Der Laufstil
Im Forum von
RUNNING LIFE hat ein Mitglied die Meinung vertreten, er könne sich nicht vorstellen, dass
ein besserer Laufstil ihn im Wettkampf signifikant schneller werden lässt. Das viele andere
besser sind als er, wäre eher auf seine Trainingsdefizite, denn auf seinen Laufstil zurückzuführen.
Es ist natürlich richtig, dass der beste Laufstil einen Läufer nicht automatisch zum Spitzenathleten macht.
Ohne Trainingsfleiß fehlt die erforderliche Kondition.
Einen guten Stil zu pflegen bringt jedoch zwei große Vorteile mit sich:
- Läufer mit einem guten Laufstil sind in der Regel weniger anfällig für Verletzungen
- Ein guter Laufstil hilft dabei, seine Kraft besser einzuteilen und die vorhandene besser zu nutzen
Wer beispielsweise schlecht aufsetzt (Supination, Überpronation,...) kann sich aufgrund von einseitiger
Beanspruchung leichter verletzen, wer unkontrolliert die Armen herum schwingen lässt, wird dabei unnötig
Kraft verbrauchen.
Es gibt viele prominente Beispiele für Spitzenläufer mit schlechtem Laufstil. Gerne wird hier der
mehrfache Weltrekordler und Olympiasieger Emil Zatopek genannt. 1952 holte er bei den Olympischen Spielen
in Helsinki sowohl über die 5.000 Meter als auch über die 10.000 Meter olympisches Gold. Legendär wurde
er aber dadurch, dass er sich spontan zur Teilnahme am Marathon entschied, diese Distanz zum ersten Mal
in seinem Leben lief - und gewann.
Sein Markenzeichen war die heraushängende Zunge. Er wirkte stets wie ein Kämpfer am Ende seiner Kräfte.

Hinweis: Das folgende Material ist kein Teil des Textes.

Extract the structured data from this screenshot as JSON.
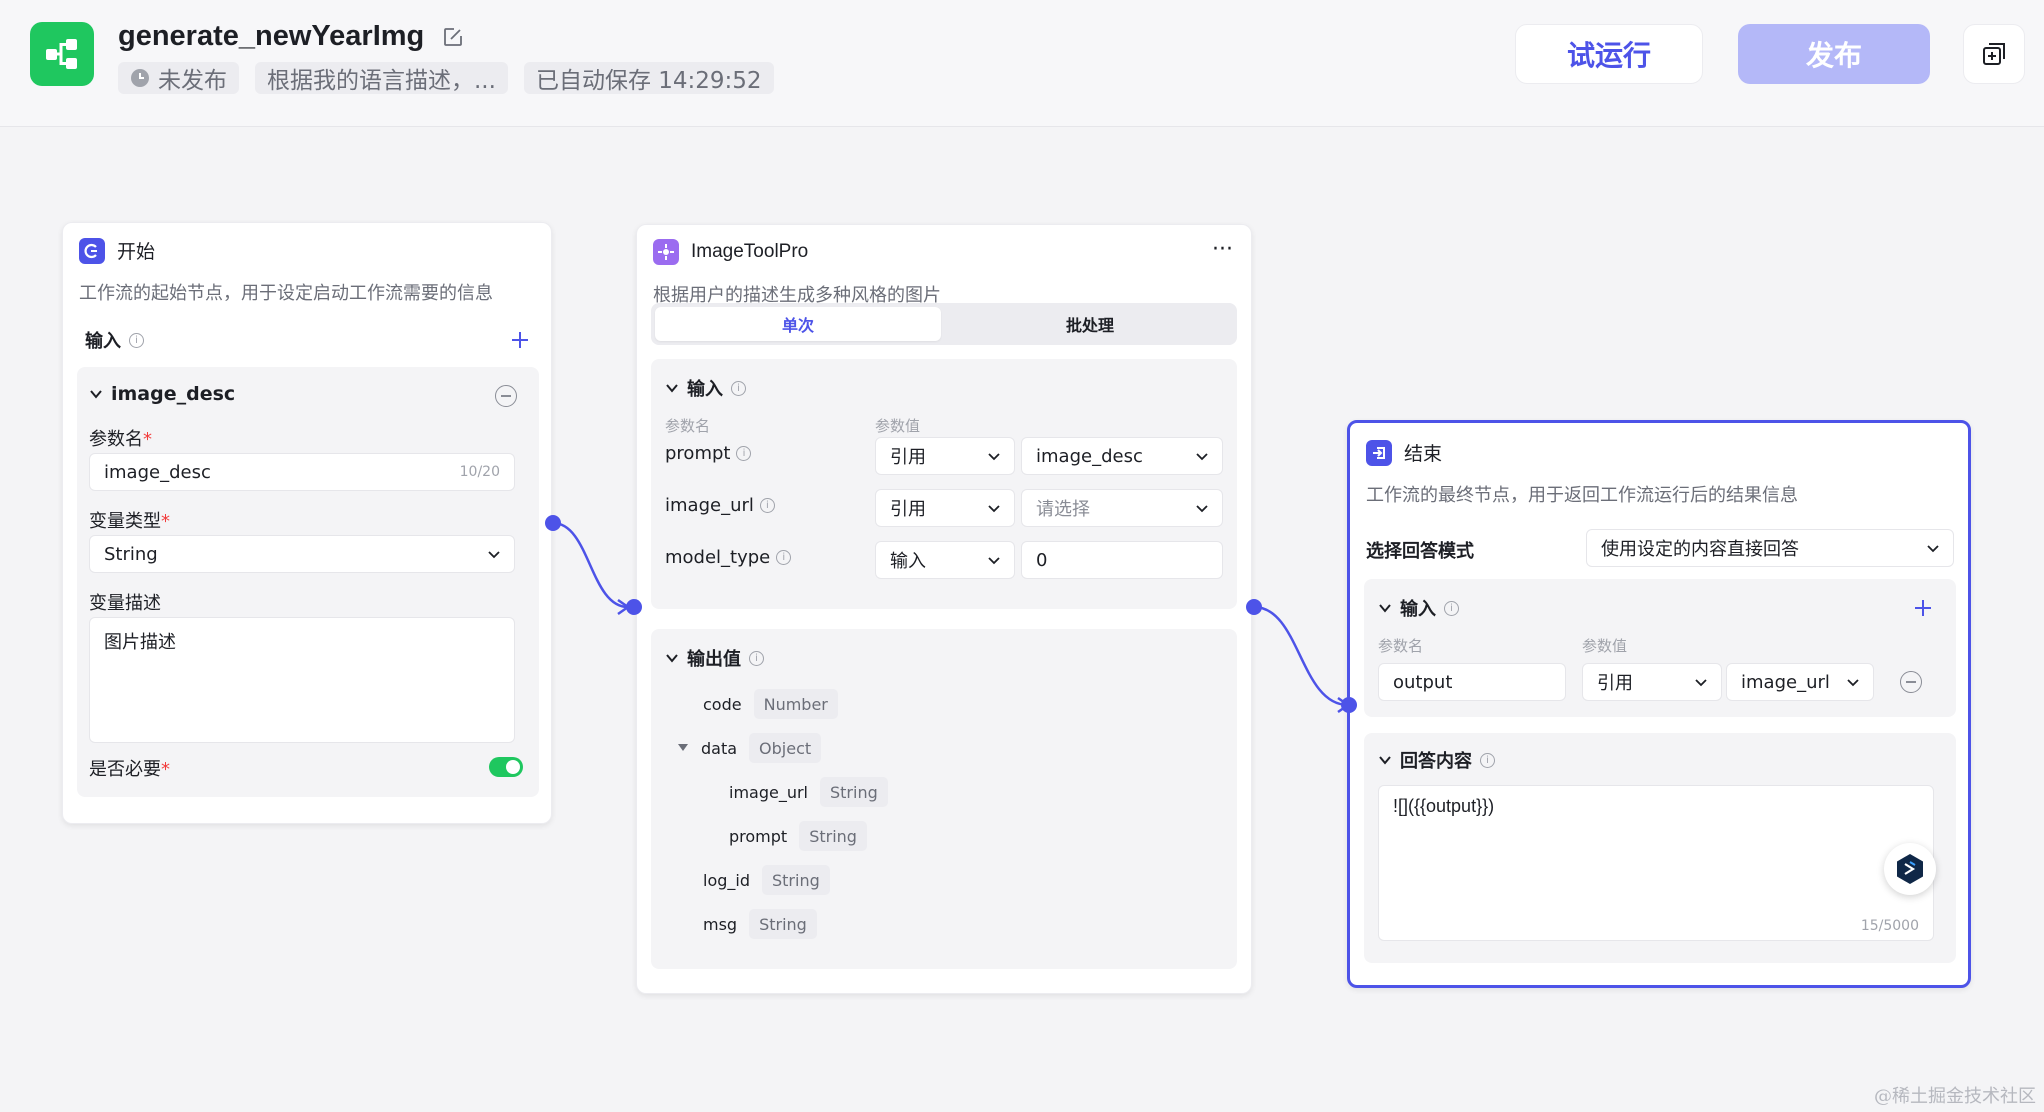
{
  "header": {
    "app_title": "generate_newYearImg",
    "status": "未发布",
    "description": "根据我的语言描述，...",
    "autosave": "已自动保存 14:29:52",
    "run_label": "试运行",
    "publish_label": "发布"
  },
  "start_node": {
    "title": "开始",
    "desc": "工作流的起始节点，用于设定启动工作流需要的信息",
    "input_label": "输入",
    "param_name": "image_desc",
    "param_name_label": "参数名",
    "param_name_value": "image_desc",
    "param_name_count": "10/20",
    "var_type_label": "变量类型",
    "var_type_value": "String",
    "var_desc_label": "变量描述",
    "var_desc_value": "图片描述",
    "required_label": "是否必要",
    "required_asterisk": "*",
    "required_on": true
  },
  "tool_node": {
    "title": "ImageToolPro",
    "desc": "根据用户的描述生成多种风格的图片",
    "more": "···",
    "tab_single": "单次",
    "tab_batch": "批处理",
    "input_label": "输入",
    "col_name": "参数名",
    "col_value": "参数值",
    "params": [
      {
        "name": "prompt",
        "mode": "引用",
        "value": "image_desc",
        "value_is_placeholder": false
      },
      {
        "name": "image_url",
        "mode": "引用",
        "value": "请选择",
        "value_is_placeholder": true
      },
      {
        "name": "model_type",
        "mode": "输入",
        "value": "0",
        "value_is_placeholder": false
      }
    ],
    "output_label": "输出值",
    "outputs": [
      {
        "name": "code",
        "type": "Number"
      },
      {
        "name": "data",
        "type": "Object"
      },
      {
        "name": "image_url",
        "type": "String"
      },
      {
        "name": "prompt",
        "type": "String"
      },
      {
        "name": "log_id",
        "type": "String"
      },
      {
        "name": "msg",
        "type": "String"
      }
    ]
  },
  "end_node": {
    "title": "结束",
    "desc": "工作流的最终节点，用于返回工作流运行后的结果信息",
    "mode_label": "选择回答模式",
    "mode_value": "使用设定的内容直接回答",
    "input_label": "输入",
    "col_name": "参数名",
    "col_value": "参数值",
    "output_name": "output",
    "output_mode": "引用",
    "output_value": "image_url",
    "answer_label": "回答内容",
    "answer_text": "![]({{output}})",
    "answer_count": "15/5000"
  },
  "watermark": "@稀土掘金技术社区",
  "colors": {
    "accent": "#4d53e8",
    "brand_green": "#1fc75f",
    "publish_disabled": "#b4b8f8"
  }
}
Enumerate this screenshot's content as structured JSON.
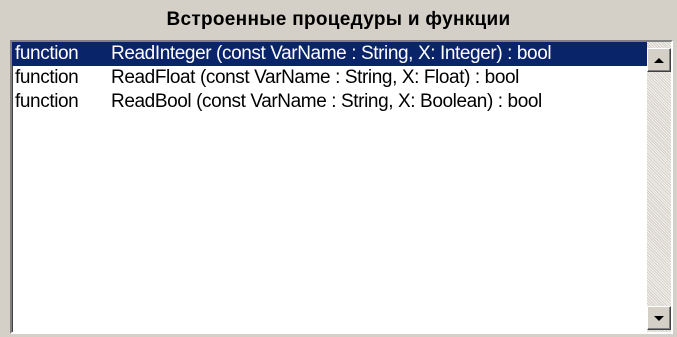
{
  "panel": {
    "title": "Встроенные процедуры и функции"
  },
  "list": {
    "items": [
      {
        "keyword": "function",
        "signature": "ReadInteger (const VarName : String, X: Integer) : bool",
        "selected": true
      },
      {
        "keyword": "function",
        "signature": "ReadFloat (const VarName : String, X: Float)  : bool",
        "selected": false
      },
      {
        "keyword": "function",
        "signature": "ReadBool (const VarName : String, X: Boolean)  : bool",
        "selected": false
      }
    ]
  },
  "scrollbar": {
    "up_icon": "arrow-up-icon",
    "down_icon": "arrow-down-icon"
  },
  "colors": {
    "selection_bg": "#0a246a",
    "selection_text": "#ffffff",
    "panel_bg": "#d4d0c8"
  }
}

Emil Zatopek erhielt aufgrund seiner optischen Schwerfälligkeit den Beinamen "die Lokomotive".
Ihn laufen zu sehen war nicht unbedingt ein schöner Anblick. Aber er gewann - und zwar trotz seines
schlechten Stils. Er war den anderen Athleten physisch und psychisch derart überlegen, dass er sich
einen schlechten Laufstil leisten konnte.
Als Vorbild sollte sein Stil jedoch nicht dienen.